Chorherren auf der Spur

Haushaltswaren: Marlies Heer und Dr. Johann-Henrich Schotten stehen mit einem Branntweingefäß und einer Bratpfanne vor einem Bierkessel. Foto: Shuhaiber

Fritzlar. Der Hausstand eines adligen Chorherren ist Teil der Sonderausstellung zur Stadtgeschichte im Fritzlarer Regionalmuseum, welche seit heute bestaunt werden kann. Die Exponate sind in den 70er-Jahren auf dem Gelände des heutigen Jugendzentrums in einem Brunnen gefunden worden.

„Chorherren waren gut betuchte Adelige, die rund um den Domplatz in Kurien lebten und beim Gottesdienst gemeinsam beteten und sangen“, erklärt Museumsleiter Dr. Johann-Henrich Schotten. Kurien sind Steinhäuser, von denen auch heute noch einige in Fritzlar erhalten sind.

Zu den besonderen Stücken aus diesem Kurienhausstand zählen eine mittelalterliche Bratpfanne aus Ton und ein syrisch-fränkischer Glasbecher, der mit Emaillefarbe verziert ist. „Von diesen Bechern gibt es nur etwa 20 Stück in ganz Europa“, sagt Schotten.

Die Ausstellung begreift sich als eine Art Workshop. Sie wird ständig um neue Exponate ergänzt und unterliegt einem stetigen Wandel.
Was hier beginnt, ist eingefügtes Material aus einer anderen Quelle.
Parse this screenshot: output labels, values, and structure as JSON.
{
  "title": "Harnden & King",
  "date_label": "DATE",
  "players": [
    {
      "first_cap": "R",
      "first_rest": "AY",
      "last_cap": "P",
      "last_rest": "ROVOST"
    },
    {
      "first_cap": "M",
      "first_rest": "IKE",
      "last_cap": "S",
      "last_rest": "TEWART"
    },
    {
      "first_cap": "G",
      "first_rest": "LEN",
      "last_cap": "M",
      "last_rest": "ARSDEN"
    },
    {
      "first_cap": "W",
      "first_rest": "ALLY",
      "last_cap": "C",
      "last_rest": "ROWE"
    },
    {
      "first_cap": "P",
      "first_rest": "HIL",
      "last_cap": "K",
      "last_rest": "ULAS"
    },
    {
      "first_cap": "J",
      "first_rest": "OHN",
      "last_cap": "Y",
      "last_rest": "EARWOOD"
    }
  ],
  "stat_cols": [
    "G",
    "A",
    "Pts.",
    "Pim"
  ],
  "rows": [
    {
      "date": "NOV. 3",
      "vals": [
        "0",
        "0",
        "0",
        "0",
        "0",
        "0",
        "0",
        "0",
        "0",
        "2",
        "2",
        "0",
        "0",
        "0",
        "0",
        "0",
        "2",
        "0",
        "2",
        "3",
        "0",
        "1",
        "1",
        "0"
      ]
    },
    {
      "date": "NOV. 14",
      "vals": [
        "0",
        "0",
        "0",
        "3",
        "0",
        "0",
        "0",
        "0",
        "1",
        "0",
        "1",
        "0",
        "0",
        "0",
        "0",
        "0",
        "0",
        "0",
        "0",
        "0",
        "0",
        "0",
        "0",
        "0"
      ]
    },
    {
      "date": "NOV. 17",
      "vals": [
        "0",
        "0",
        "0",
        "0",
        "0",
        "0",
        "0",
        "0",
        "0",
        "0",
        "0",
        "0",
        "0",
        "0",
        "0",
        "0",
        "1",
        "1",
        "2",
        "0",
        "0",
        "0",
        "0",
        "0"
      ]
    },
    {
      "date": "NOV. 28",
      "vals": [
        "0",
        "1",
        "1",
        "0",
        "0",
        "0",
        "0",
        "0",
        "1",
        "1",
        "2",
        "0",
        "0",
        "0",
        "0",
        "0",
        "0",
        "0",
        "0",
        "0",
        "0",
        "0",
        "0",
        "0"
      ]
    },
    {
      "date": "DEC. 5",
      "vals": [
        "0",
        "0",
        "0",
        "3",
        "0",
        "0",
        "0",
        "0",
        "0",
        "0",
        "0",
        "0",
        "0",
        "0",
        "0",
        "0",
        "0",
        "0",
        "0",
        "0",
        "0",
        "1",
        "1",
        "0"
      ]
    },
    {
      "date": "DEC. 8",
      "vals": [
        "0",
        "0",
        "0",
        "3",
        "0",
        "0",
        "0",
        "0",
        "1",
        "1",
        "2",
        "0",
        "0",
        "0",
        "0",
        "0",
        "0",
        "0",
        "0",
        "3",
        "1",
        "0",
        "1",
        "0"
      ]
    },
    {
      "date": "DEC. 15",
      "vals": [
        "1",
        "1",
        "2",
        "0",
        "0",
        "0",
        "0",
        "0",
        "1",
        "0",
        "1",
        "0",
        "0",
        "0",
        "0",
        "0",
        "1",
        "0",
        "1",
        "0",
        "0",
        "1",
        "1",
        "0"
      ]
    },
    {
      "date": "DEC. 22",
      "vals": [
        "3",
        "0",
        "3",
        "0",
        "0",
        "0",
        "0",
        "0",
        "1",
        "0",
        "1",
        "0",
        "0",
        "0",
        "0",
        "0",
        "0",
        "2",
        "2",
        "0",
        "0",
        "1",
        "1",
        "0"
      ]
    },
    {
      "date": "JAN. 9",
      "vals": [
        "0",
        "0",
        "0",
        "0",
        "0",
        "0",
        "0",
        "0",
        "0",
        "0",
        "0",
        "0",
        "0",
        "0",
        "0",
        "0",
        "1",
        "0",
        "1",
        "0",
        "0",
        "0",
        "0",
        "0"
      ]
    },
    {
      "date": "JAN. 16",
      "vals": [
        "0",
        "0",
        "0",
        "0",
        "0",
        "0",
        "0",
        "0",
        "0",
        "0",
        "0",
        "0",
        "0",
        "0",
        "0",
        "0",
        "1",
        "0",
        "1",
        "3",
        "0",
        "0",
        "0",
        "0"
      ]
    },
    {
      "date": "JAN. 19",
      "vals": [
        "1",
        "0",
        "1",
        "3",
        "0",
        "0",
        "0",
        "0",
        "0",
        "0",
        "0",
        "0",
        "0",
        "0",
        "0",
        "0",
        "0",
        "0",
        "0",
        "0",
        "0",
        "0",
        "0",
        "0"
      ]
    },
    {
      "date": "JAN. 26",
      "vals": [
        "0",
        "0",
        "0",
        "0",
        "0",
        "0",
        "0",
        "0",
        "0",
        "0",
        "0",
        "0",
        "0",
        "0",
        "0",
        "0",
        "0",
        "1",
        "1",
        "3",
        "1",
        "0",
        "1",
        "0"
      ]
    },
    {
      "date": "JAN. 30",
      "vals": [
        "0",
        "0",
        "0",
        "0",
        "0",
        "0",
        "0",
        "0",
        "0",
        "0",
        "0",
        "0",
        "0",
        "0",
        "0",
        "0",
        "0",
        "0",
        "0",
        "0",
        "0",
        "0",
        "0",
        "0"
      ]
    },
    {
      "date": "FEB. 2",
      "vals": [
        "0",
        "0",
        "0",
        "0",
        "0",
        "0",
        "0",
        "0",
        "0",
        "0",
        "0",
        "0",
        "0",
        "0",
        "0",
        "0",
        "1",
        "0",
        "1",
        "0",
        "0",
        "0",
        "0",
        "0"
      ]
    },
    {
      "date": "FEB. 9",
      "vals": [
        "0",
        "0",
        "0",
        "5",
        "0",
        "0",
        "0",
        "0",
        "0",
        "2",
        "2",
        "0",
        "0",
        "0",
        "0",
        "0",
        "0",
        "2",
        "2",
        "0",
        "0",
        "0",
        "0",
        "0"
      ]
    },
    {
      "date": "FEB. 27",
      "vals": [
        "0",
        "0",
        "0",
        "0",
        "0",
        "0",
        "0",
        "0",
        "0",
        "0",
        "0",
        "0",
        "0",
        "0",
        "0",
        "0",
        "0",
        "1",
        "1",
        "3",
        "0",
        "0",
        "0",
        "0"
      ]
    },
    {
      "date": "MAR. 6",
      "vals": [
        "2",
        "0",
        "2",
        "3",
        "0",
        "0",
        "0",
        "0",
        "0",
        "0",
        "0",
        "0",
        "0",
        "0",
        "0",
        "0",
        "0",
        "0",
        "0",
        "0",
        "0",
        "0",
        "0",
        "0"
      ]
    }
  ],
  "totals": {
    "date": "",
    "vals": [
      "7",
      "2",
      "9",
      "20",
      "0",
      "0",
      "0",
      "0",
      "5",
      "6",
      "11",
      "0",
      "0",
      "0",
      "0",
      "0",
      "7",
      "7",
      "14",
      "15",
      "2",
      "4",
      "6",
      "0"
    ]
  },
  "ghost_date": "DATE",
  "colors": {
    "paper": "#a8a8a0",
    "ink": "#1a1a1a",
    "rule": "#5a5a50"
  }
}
Dem Besucher wird ein Abriss der Stadtgeschichte von 1000 bis 1802 geboten. Teile einer mittelalterlichen Holz-Wasserleitung ergänzen die Ausstellung ebenso, wie die Erinnerung an die bedeutende Schriftstellerin Bettina von Arnim, die vier Jahre in Fritzlar zur Schule ging.

„Wir wollen die Stadtgeschichte Fritzlars wieder zeigen, die die vergangenen zehn Jahre aufgrund der Außensanierung ruhte“, sagt Marlies Heer, Mitarbeiterin im Regionalmuseum.